Tori had it all in her hometown, but she had to abandon everything, including her name, when her alien powers were discovered. Scientists, alien agents, and her own past life are chasing her.
Note: includes an insult equating being asexual and alien but overall positive asexual representation.
Check out this book and more on our best of list for books with asexual characters.
Publisher’s Description:
Back home Tori was the girl who had everything a sixteen-year-old could want—popularity, money, beauty. Everything. Including a secret. That secret made her very valuable.
Now she’s left everything from her old life behind, including her real name and Alison, the only person who truly understood her. She can’t lose the secret. But if she wants to have anything resembling a normal life, she has to blend in and hide her unique…talents.Plans change when the enigmatic Sebastian Faraday reappears in Tori’s life and delivers bad news: she hasn’t escaped. In fact, she’s attracted new interest in the form of an obsessed ex-detective now in the employ of a genetics lab.
She has only one shot at ditching her past for good and living like the normal human she wishes she could be. Tori must use every ounce of her considerable hacking and engineering skills—and even then, she might need to sacrifice more than she could possibly imagine if she wants to be free.

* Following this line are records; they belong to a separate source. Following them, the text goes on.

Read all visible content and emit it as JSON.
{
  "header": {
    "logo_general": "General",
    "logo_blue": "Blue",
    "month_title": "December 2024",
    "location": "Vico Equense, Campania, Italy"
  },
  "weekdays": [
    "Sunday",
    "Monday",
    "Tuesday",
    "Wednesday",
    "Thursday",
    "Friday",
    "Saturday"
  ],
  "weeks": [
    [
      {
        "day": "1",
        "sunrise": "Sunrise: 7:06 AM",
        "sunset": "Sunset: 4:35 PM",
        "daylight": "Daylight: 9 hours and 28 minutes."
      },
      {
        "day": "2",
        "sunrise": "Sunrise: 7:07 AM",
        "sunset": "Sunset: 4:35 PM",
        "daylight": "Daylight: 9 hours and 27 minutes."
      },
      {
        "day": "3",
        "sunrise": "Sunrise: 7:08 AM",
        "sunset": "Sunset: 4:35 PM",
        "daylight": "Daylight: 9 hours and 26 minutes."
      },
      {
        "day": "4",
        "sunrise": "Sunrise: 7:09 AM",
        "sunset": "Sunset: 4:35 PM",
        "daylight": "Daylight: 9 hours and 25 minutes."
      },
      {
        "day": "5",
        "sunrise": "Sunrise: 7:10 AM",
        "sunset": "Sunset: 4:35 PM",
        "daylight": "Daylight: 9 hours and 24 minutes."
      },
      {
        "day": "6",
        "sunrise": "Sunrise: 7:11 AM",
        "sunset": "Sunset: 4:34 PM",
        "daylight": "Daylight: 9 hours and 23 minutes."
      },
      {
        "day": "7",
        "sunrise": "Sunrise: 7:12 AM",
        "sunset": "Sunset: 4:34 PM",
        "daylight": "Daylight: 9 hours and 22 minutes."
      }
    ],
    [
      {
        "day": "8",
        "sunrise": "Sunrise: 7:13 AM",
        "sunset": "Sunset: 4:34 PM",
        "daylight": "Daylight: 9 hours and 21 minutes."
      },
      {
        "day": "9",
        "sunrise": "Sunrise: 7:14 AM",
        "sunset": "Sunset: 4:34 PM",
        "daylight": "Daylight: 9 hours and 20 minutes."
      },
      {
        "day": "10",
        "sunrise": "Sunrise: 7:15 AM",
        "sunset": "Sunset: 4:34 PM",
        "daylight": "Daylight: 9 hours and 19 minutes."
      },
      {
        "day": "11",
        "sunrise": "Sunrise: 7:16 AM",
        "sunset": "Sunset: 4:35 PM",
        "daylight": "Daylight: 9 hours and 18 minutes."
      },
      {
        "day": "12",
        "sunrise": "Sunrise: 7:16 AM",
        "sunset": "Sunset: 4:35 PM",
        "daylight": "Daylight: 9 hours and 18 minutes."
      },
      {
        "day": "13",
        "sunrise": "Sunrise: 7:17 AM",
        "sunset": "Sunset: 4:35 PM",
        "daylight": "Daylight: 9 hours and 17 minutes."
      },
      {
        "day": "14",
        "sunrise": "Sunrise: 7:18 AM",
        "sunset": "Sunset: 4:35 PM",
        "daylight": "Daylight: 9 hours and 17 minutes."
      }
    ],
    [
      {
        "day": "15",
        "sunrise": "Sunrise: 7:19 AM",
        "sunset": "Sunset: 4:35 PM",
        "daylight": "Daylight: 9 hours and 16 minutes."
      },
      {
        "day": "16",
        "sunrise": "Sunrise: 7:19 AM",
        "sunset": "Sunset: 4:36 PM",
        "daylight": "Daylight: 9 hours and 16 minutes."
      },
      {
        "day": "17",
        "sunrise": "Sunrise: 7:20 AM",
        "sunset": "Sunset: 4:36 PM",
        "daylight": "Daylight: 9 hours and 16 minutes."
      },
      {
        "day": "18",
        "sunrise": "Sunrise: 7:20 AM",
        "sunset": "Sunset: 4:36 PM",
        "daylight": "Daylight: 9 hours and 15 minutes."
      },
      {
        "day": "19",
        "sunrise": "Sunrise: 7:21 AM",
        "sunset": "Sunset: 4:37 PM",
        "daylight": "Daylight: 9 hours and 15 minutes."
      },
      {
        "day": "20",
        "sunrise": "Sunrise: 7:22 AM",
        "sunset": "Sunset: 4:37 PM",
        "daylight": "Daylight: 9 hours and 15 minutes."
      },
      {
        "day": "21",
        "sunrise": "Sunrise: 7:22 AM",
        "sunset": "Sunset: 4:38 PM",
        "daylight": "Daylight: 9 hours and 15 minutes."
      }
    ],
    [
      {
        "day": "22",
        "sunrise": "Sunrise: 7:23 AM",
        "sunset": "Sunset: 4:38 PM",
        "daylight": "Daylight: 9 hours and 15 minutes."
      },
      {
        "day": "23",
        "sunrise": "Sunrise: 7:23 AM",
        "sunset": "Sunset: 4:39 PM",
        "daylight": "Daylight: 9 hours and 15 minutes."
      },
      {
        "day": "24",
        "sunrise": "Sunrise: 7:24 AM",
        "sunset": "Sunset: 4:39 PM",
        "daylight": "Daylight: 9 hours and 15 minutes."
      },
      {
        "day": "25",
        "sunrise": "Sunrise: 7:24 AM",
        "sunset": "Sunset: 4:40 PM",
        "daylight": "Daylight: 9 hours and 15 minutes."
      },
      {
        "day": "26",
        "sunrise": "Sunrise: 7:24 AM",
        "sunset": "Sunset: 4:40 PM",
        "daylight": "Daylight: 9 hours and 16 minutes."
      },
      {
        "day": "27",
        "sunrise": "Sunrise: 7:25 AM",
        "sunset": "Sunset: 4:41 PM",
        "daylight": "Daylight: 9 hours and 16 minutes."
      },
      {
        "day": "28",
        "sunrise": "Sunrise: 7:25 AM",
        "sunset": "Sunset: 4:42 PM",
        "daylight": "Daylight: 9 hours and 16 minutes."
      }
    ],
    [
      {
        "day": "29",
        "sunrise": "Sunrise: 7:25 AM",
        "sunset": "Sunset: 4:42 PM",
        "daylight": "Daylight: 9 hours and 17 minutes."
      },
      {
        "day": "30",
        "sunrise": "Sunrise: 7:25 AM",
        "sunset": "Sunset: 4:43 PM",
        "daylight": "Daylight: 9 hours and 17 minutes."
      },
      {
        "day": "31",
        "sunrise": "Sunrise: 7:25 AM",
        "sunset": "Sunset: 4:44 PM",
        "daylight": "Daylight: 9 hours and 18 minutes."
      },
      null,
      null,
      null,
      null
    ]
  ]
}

Genre: Contemporary, Science Fiction
Representation:
Gender:
Cis girls: Tori/Nikki, Alison
Cis boys: Milo, Sebastian Faraday
Sexuality:
Asexual: Tori
Heterosexual: Sebastian Faraday, Milo, Alison
Romantic Orientation:
Not mentioned in the book. The text suggests Tori is demiromantic or WTF-romantic.
Race/Ethnicity:
White: Tori, Sebastian Faraday, Alison
Korean: Milo
Religion:
Christianity: Milo
Disability:
Alison has an undiagnosed mental illness. (Actually, her synaesthesia makes her susceptible to alien technology.)
Additional Notes:
Though this is an companion novel that can be read as a stand-alone, it deals with the fall-out of Ultraviolet and contains major spoilers for that book. It has one instance of equating asexuality to being an alien as an insult, but is overall a positive depiction of asexuality.